Transcript
Scott Bertram (0:01)
This show is a part of the Hillsdale College Podcast Network. If you like what you hear, please subscribe to your favorite. You'll get brand new episodes of all your favorite shows sent right to your device and you'll help us know that you're out there listening. Never miss another episode by going to podcast hillsdale.edu subscribe. That's podcast hillsdale edu subscribe or click the Follow or Subscribe button on Apple podcasts, Spotify or YouTube.
Monica Dix (0:45)
Welcome to the Hillsdale College K12 Classical Education Podcast, bringing you insight into classical education and its unique emphasis on human virtue and moral character, responsible citizenship, content, rich curricula and teacher led classrooms. Now your host, Scott Bertram.
Scott Bertram (1:04)
Thanks for listening. The Hillsdale College K12 Classical Education Podcast is part of the Hillsdale College Podcast Network. More episodes at podcast hillsdale.edu or wherever you get your audio. You also can find more information on topics and ideas discussed on this show at our website, k12 hillsdale.edu.
Scott Bertram (1:27)
We'Re joined by Monica Dix. She's an art teacher at Naples Classical Academy in Naples, Florida. Monica, thanks for joining us.
Monica Dix (1:34)
Thank you so much for having me.
Scott Bertram (1:36)
Appreciate you taking time to talk about forming a student's affection of beauty in art. As we begin, tell us a little bit about how you came to Classical Education.
Monica Dix (1:48)
Well, well, it started with my children attending a Hillsdale member school and I just got curious about what they were learning and I met some of their teachers and it was all uphill from there.

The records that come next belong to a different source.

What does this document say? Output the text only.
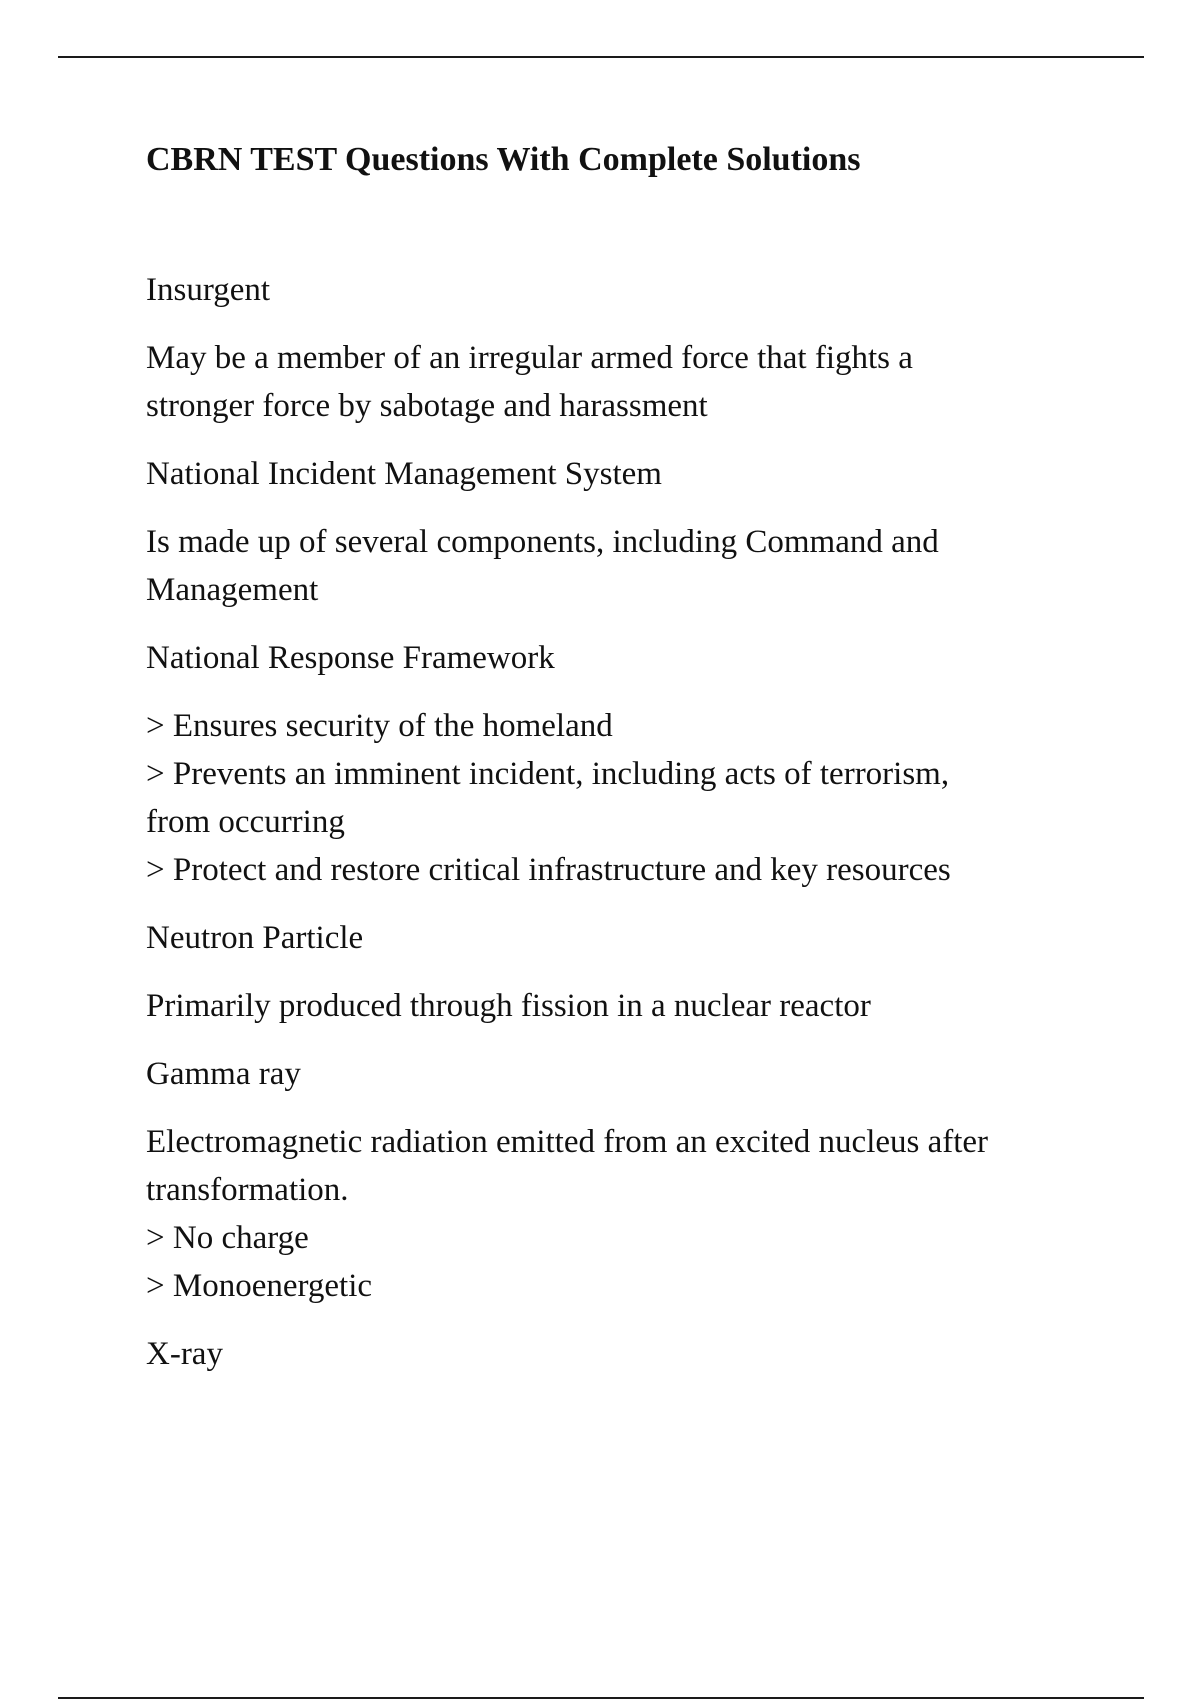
CBRN TEST Questions With Complete Solutions
Insurgent
May be a member of an irregular armed force that fights a
stronger force by sabotage and harassment
National Incident Management System
Is made up of several components, including Command and
Management
National Response Framework
> Ensures security of the homeland
> Prevents an imminent incident, including acts of terrorism,
from occurring
> Protect and restore critical infrastructure and key resources
Neutron Particle
Primarily produced through fission in a nuclear reactor
Gamma ray
Electromagnetic radiation emitted from an excited nucleus after
transformation.
> No charge
> Monoenergetic
X-ray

I eventually heard that there was a new school opening thanks to a former teacher letting me know ahead of time, and I jumped on that. I realized that I had something to share. My skills as an artist were something that a school like a Hillsdale school, like our new brand new school, would need. And so I interviewed and I was one of the first few teachers that was hired for Naples Classical.
Scott Bertram (2:24)
Why should we study the art of the Renaissance and how should it be taught?
Monica Dix (2:30)
Well, the art of the Renaissance is beautiful and so it's, it's attractive and appealing and that's one of the many reasons we should teach it. I think it's difficult to teach it well because it seems like it's so far in the past. It is roughly only 500 years in the past, not that long. If you are a historian, you realize that that's really the same age that we're in now. But for children, that seems like not even in the past. It's like another planet. So when I teach Renaissance art, I like to remind my students that the artists that made the art that we're studying, the architects, the painters, the sculptors, they were people, and they weren't that different from us. And even the artists of today work in similar ways, and that's accessible to them. So I focus on the artist as a person, and I present Michelangelo as someone they might know.